Specialty stores began to open up across America, catering to this emerging market. Sportique Scooters in Denver, Scooter Works in Chicago, and Scooters Originali in Los Angeles were a few of the big players at the time. Before EBay took off, a person could find a good scooter for around $400 – and at that price people had money left over to spend on paint jobs and upgrades. When EBay took off, it priced everyone out. People started selling their scooters and parts for higher prices because the market competition had expanded and the target customer base was no longer just the local “punk kids.” You can pick up a newer Japanese scooter for pretty cheap, but it’s difficult to find an Italian original 1960’s model. The parts are also difficult to find for the 60’s models and they take a lot of work to restore. Those who own them have proven a kind of loyalty and dedication to the scooter culture. Most restored scooters look different from when they were factory produced – reflecting the owner’s personality in the personal touches they are given. Modern scooters, or Tupperware rides, are recently produced and mostly look alike. The owners don’t usually rebuild or fix them by themselves, but rather go to a shop for the work. This new fad turns off a lot of the old school scooter crowd who got used to fixing and refurbishing their own rides through their blood sweat and tears. “It used to be that you would have to learn to change a carburetor, a cable, etc., but now people just go to specialty repair shops because they neither have the time nor the patience to do it themselves.”
“I first decided to buy a moped because I was tired of riding the bus all the time,” explains Mega C. “At the time, a girl that I was seeing was also seeing a ‘scooter kid,’ so by proxy, I learned a few things about scooters. I bought my first scooter for $400, but it didn’t run. My second cost me $1000, and was a beautifully restored 1963 Sears All State VNB in baby blue.” This scooter met a tragic end when Mega C was going to see a friend in Montana. “My scooter was in the back of my truck when I rolled it.” After making his way back to Denver from Billings, Montana, he revisited his first ($400) scooter and got it up and running.
From there, he began going to scooter rallies around the country. From mid-America (Lawrence, KS) to the southern West Coast (San Diego, CA) Mega C made an appearance at every rally he heard about! He was hooked, “You show up in town, go to a party, show off your scooter, go to another party, and then another!”

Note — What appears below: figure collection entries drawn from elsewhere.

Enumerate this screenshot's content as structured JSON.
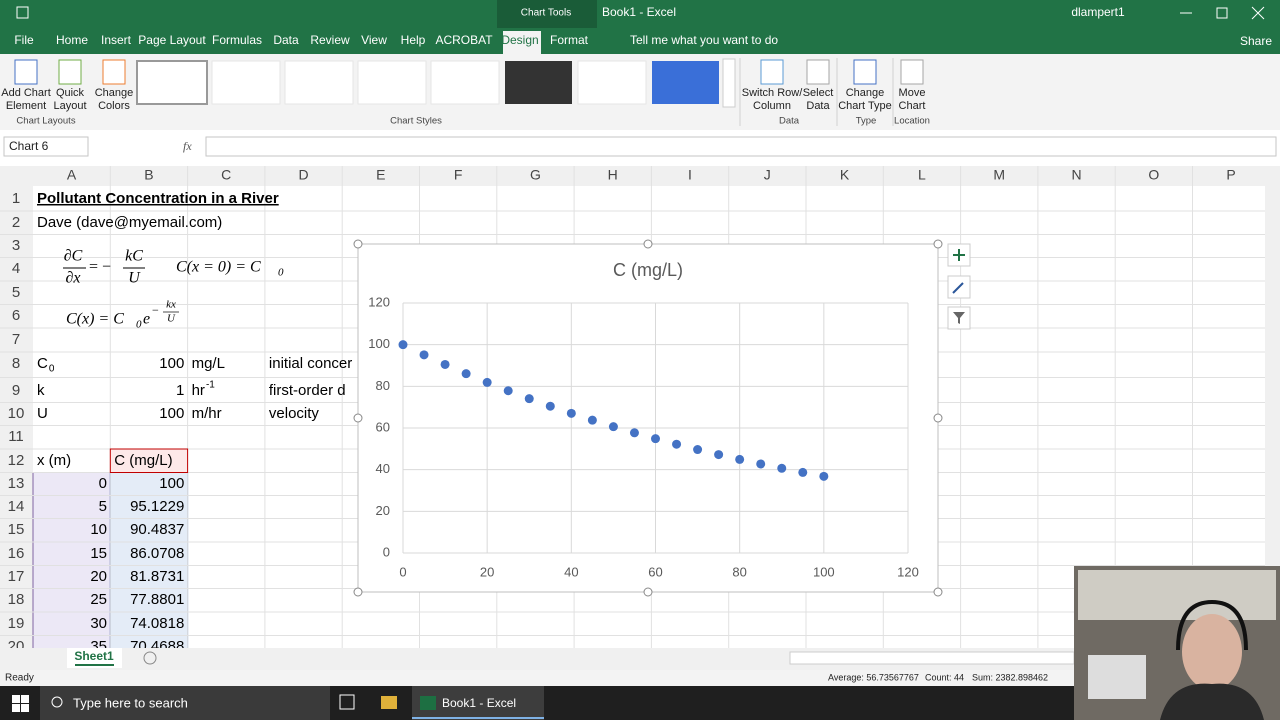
{
  "title_bar": {
    "chart_tools": "Chart Tools",
    "document": "Book1 - Excel",
    "user": "dlampert1"
  },
  "tabs": [
    "File",
    "Home",
    "Insert",
    "Page Layout",
    "Formulas",
    "Data",
    "Review",
    "View",
    "Help",
    "ACROBAT",
    "Design",
    "Format"
  ],
  "tell_me": "Tell me what you want to do",
  "share": "Share",
  "ribbon": {
    "buttons": [
      [
        "Add Chart",
        "Element"
      ],
      [
        "Quick",
        "Layout"
      ],
      [
        "Change",
        "Colors"
      ],
      [
        "Switch Row/",
        "Column"
      ],
      [
        "Select",
        "Data"
      ],
      [
        "Change",
        "Chart Type"
      ],
      [
        "Move",
        "Chart"
      ]
    ],
    "groups": [
      "Chart Layouts",
      "Chart Styles",
      "Data",
      "Type",
      "Location"
    ]
  },
  "formula_bar": {
    "name_box": "Chart 6",
    "fx": "fx"
  },
  "sheet": {
    "columns": [
      "A",
      "B",
      "C",
      "D",
      "E",
      "F",
      "G",
      "H",
      "I",
      "J",
      "K",
      "L",
      "M",
      "N",
      "O",
      "P"
    ],
    "row_numbers": [
      1,
      2,
      3,
      4,
      5,
      6,
      7,
      8,
      9,
      10,
      11,
      12,
      13,
      14,
      15,
      16,
      17,
      18,
      19,
      20
    ],
    "rows": [
      [
        "Pollutant Concentration in a River",
        null,
        null,
        null
      ],
      [
        "Dave (dave@myemail.com)",
        null,
        null,
        null
      ],
      [
        null,
        null,
        null,
        null
      ],
      [
        null,
        null,
        null,
        null
      ],
      [
        null,
        null,
        null,
        null
      ],
      [
        null,
        null,
        null,
        null
      ],
      [
        null,
        null,
        null,
        null
      ],
      [
        {
          "base": "C",
          "sub": "0"
        },
        100,
        "mg/L",
        "initial concer"
      ],
      [
        "k",
        1,
        {
          "base": "hr",
          "sup": "-1"
        },
        "first-order d"
      ],
      [
        "U",
        100,
        "m/hr",
        "velocity"
      ],
      [
        null,
        null,
        null,
        null
      ],
      [
        "x (m)",
        "C (mg/L)",
        null,
        null
      ],
      [
        0,
        100,
        null,
        null
      ],
      [
        5,
        95.1229,
        null,
        null
      ],
      [
        10,
        90.4837,
        null,
        null
      ],
      [
        15,
        86.0708,
        null,
        null
      ],
      [
        20,
        81.8731,
        null,
        null
      ],
      [
        25,
        77.8801,
        null,
        null
      ],
      [
        30,
        74.0818,
        null,
        null
      ],
      [
        35,
        70.4688,
        null,
        null
      ]
    ],
    "tab": "Sheet1"
  },
  "equations": {
    "eq1": {
      "num1": "∂C",
      "den1": "∂x",
      "rel": "= −",
      "num2": "kC",
      "den2": "U"
    },
    "eq2": {
      "text": "C(x = 0) = C",
      "sub": "0"
    },
    "eq3": {
      "text": "C(x) = C",
      "sub": "0",
      "base": "e",
      "sign": "−",
      "num": "kx",
      "den": "U"
    }
  },
  "chart_data": {
    "type": "scatter",
    "title": "C (mg/L)",
    "x": [
      0,
      5,
      10,
      15,
      20,
      25,
      30,
      35,
      40,
      45,
      50,
      55,
      60,
      65,
      70,
      75,
      80,
      85,
      90,
      95,
      100
    ],
    "values": [
      100,
      95.1229,
      90.4837,
      86.0708,
      81.8731,
      77.8801,
      74.0818,
      70.4688,
      67.032,
      63.7628,
      60.6531,
      57.695,
      54.8812,
      52.2046,
      49.6585,
      47.2367,
      44.9329,
      42.7415,
      40.657,
      38.6741,
      36.7879
    ],
    "color": "#4472c4",
    "xlim": [
      0,
      120
    ],
    "xticks": [
      0,
      20,
      40,
      60,
      80,
      100,
      120
    ],
    "ylim": [
      0,
      120
    ],
    "yticks": [
      0,
      20,
      40,
      60,
      80,
      100,
      120
    ],
    "grid": true
  },
  "status_bar": {
    "ready": "Ready",
    "average": "Average: 56.73567767",
    "count": "Count: 44",
    "sum": "Sum: 2382.898462"
  },
  "taskbar": {
    "search": "Type here to search",
    "app": "Book1 - Excel"
  }
}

Despite the reputation of the scooter party culture, Mega C is sure to enforce a responsible driving habit amongst his fellow scooter crowd. “We don’t endorse or condone drinking and driving. We try to police ourselves because of previous incidents and accidents. We are professional alcoholics that behave professionally!”
For Mega C in the early days of the Denver scooter culture, driving a scooter was more than just inexpensive transportation around town. It afforded him a convenient way to travel to almost anywhere, he didn’t have to worry about parking, and speeding tickets were unlikely. “I liked being on 2 wheels because I used to mountain bike. I couldn’t get in trouble for going too fast!” In 1998 most of the police force didn’t know what the hell a scooter was, let alone the laws involving them, so he could get away with things that the Police began to take notice of in more modern times.